- Directed by: Mark L. Lester
- Written by: C. Courtney Joyner
- Produced by: Donn Aron; Martin J. Barab; Joseph DePompeii; Dana Dubovsky; Peter Jay Klauser; Mark L. Lester; Judd Nelson; Art Okun; Ric Gallaher;
- Starring: Judd Nelson
- Cinematography: Ken Blakey
- Edited by: Donn Aron
- Music by: Dana Kaproff
- Distributed by: Canon Films Corp.
- Release date: 2003;
- Running time: 87 min.
- Country: United States
- Language: English

= White Rush =

White Rush is a 2003 film directed by Mark L. Lester and starring Judd Nelson.
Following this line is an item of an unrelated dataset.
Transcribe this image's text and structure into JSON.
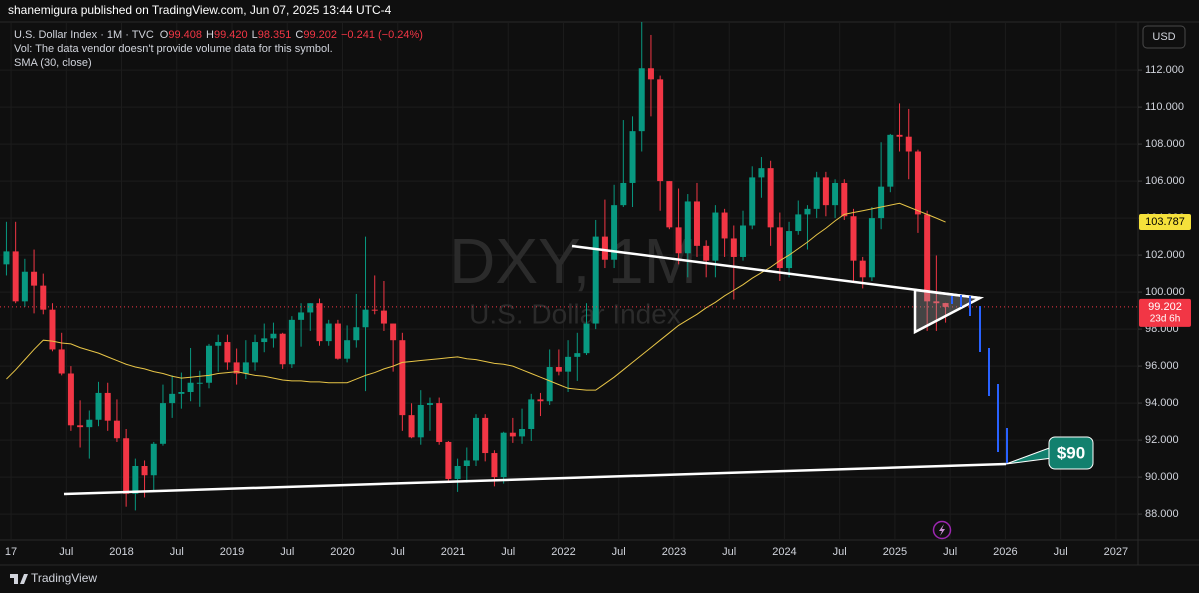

The plot concerns a group of young tourist couples who come across a drug deal gone bad.

==Premise==
A group of young tourist couples comes across a drug deal gone bad while on vacation.

==Cast==
- Judd Nelson as Brian Nathanson
- Tricia Helfer as Eva
- Sandra Vidal as Solange
- Deborah Zoe as Arlene Gelb
- Taylor Sheridan as Tug, Douglas
- Santino Ramos as Gang Member
- Louis Mandylor as Chick

==Production==
Filming took place in Salt Lake City, Utah.